Quand je me suis remarié à 55 ans, je n'ai pas dit à ma nouvelle femme ni à ses deux fils que l'immeuble où nous vivions m'appartenait. Je leur ai dit que j'en étais simplement le gérant. Et j'ai bien fait, car le lendemain matin du mariage, elle a jeté mes valises dans le couloir et…

Derek est passé cet après-midi-là avec la nouvelle que Jake avait été accepté dans le programme de formation professionnelle de la prison.

« Il apprend le métier d'électricien », a déclaré Derek. « Il veut avoir une vraie compétence lorsqu'il sortira de prison. »

« C’est bien », ai-je dit. « Le travail honnête forge le caractère. »

« Carl, puis-je te poser une autre question ? »

"Bien sûr."

« Croyez-vous que les gens puissent vraiment changer ? Je veux dire, changer fondamentalement qui ils sont. »

J'ai pensé à Mallerie, réceptionniste chez un dentiste, participant à des groupes de thérapie, essayant d'aider la police à arrêter l'escroc. J'ai pensé à Jake, apprenant un métier en prison, comprenant enfin que l'argent facile n'était pas si facile.
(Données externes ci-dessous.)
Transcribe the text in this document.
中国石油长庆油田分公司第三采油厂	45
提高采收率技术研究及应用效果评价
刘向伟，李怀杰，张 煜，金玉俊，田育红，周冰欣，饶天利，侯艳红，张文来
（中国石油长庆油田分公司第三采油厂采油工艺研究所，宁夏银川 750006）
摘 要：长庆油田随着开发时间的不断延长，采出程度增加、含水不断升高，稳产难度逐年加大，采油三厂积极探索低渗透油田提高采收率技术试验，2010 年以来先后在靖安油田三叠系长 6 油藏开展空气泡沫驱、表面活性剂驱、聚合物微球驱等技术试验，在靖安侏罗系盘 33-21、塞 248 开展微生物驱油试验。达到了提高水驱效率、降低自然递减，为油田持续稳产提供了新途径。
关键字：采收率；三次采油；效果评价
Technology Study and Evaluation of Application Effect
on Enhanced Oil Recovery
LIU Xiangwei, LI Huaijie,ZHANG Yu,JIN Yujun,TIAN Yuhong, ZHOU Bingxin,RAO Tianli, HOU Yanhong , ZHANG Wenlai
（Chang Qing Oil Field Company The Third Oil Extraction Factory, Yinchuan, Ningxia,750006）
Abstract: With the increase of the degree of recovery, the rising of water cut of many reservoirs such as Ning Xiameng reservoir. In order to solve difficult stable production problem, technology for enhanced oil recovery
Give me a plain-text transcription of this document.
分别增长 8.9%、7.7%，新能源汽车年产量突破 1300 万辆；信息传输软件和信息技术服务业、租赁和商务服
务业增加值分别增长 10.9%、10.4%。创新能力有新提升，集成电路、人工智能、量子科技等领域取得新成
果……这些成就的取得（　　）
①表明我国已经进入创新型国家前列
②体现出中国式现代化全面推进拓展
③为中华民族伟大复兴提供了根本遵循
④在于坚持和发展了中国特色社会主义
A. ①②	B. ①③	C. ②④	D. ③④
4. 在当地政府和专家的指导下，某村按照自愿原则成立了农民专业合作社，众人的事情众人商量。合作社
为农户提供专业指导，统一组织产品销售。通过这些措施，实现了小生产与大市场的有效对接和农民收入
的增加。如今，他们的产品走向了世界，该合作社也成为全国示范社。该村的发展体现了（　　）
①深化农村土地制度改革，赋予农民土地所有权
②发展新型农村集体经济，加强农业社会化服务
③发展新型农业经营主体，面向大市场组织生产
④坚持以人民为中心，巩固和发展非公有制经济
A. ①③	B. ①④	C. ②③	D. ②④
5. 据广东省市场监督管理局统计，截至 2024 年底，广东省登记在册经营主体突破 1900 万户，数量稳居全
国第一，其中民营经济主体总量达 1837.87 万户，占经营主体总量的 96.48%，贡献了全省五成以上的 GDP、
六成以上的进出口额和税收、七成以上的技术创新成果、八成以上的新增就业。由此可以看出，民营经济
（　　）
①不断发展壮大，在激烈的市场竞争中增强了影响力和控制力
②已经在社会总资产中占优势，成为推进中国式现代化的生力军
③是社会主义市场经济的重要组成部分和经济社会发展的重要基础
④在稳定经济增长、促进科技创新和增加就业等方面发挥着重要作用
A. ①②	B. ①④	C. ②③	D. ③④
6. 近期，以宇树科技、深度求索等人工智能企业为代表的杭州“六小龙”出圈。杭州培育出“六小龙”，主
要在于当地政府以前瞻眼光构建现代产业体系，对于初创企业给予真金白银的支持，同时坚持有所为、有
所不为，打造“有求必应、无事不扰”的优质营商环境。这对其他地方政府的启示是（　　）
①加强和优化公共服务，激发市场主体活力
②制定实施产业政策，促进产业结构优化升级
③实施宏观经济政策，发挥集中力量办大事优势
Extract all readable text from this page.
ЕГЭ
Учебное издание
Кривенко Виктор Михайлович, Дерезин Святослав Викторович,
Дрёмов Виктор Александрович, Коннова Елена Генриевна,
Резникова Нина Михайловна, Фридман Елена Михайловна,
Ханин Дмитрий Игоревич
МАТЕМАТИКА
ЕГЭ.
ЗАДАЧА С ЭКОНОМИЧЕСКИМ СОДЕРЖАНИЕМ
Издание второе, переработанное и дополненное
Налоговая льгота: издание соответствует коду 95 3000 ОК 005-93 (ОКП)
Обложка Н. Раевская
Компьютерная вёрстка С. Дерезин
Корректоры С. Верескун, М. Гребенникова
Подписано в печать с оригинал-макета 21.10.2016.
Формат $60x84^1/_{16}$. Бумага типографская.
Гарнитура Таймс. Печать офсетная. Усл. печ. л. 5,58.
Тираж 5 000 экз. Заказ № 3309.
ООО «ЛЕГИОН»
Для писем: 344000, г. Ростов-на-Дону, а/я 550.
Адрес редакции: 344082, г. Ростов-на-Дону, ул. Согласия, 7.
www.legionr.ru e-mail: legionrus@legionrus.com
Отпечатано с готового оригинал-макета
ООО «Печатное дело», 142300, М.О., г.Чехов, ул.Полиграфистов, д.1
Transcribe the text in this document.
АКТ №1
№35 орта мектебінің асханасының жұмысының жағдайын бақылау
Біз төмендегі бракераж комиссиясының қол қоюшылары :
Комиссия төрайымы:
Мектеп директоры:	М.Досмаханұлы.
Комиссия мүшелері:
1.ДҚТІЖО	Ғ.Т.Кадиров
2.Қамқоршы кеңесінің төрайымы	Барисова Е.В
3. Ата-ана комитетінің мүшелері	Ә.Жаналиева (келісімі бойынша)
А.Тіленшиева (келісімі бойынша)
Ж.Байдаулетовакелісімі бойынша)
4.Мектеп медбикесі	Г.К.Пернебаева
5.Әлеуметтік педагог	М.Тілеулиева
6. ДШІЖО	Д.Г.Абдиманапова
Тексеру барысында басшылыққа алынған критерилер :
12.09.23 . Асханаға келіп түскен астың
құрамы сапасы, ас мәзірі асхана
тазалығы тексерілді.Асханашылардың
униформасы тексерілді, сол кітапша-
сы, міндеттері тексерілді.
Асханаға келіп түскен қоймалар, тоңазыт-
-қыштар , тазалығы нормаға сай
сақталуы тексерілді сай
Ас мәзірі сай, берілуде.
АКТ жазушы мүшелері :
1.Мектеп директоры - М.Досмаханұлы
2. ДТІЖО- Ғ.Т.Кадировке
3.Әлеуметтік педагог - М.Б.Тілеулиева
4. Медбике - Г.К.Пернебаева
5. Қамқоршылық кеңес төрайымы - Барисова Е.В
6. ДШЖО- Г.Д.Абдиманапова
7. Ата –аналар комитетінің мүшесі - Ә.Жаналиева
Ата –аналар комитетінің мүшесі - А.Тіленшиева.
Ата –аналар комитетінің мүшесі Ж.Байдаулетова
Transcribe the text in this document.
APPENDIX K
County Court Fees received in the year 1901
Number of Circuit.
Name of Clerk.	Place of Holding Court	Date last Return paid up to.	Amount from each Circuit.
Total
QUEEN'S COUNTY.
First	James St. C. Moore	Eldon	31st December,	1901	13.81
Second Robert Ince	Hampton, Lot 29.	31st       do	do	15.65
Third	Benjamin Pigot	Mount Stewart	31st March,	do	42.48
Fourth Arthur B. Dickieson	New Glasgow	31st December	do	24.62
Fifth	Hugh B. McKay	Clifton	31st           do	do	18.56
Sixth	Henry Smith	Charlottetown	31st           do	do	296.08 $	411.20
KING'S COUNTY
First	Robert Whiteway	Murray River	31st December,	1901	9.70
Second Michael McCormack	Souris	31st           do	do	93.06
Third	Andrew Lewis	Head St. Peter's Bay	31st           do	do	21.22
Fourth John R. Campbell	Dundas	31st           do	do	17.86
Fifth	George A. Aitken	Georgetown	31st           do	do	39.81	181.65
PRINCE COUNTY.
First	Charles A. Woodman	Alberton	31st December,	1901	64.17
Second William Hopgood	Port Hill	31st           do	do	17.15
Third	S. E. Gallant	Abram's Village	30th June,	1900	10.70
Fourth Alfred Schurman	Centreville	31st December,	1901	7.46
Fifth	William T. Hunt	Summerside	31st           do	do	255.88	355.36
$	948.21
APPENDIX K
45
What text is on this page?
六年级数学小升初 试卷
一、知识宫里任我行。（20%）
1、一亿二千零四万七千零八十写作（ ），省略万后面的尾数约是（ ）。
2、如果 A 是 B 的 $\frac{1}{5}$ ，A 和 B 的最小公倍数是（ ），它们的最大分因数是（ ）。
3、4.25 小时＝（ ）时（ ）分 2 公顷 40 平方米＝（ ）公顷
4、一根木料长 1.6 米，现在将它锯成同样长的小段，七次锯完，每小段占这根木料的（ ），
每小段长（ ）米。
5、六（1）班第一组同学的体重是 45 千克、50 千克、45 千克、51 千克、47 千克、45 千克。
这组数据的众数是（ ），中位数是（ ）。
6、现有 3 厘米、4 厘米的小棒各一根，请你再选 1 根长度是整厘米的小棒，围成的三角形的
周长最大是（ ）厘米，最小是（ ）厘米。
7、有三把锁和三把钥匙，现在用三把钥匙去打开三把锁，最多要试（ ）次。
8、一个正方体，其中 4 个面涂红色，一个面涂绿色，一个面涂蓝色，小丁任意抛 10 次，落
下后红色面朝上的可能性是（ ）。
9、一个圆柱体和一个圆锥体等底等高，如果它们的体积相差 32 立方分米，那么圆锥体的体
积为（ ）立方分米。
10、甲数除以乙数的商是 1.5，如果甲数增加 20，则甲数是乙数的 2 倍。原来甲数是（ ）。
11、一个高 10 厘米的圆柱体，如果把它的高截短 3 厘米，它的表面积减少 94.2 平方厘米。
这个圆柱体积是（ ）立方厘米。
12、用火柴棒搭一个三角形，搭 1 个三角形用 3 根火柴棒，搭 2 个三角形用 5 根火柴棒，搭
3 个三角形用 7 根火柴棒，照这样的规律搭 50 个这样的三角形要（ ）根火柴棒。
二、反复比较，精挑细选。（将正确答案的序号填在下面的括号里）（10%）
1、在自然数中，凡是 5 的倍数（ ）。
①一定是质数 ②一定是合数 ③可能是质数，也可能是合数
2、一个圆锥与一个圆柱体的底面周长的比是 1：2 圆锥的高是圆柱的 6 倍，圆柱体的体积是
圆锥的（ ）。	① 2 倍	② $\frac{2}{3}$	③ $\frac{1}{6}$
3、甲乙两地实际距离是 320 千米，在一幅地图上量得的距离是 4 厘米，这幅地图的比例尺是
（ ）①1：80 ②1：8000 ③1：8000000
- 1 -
J'ai pensé à moi, apprenant à faire confiance à mon intuition au lieu de simplement espérer que tout aille bien.

« Je pense que les gens peuvent choisir de changer », ai-je finalement dit. « Mais il faut généralement perdre tout ce qu’ils pensaient vouloir avant de comprendre ce dont ils ont réellement besoin. »

« De quoi as-tu besoin, Carl ? »

J'ai contemplé mon appartement rénové, j'ai pensé à mes locataires, à mon travail, au programme de soutien communautaire que j'allais intégrer.

« J’ai besoin de savoir que les personnes qui me sont chères sont en sécurité », ai-je dit. « J’ai besoin de faire un travail qui a du sens, et j’ai besoin d’honorer la mémoire de ceux qui m’ont aimé en étant la personne qui mérite cet amour. »

Derek sourit. « Je trouve que tu te débrouilles plutôt bien dans tout ça. »

Ce soir-là, je suis descendue dans la cour et me suis assise sur le banc près des roses de Sarah. Le bâtiment autour de moi était calme et rassurant, rempli de personnes que j'avais choisi de protéger et qui avaient choisi de me faire confiance.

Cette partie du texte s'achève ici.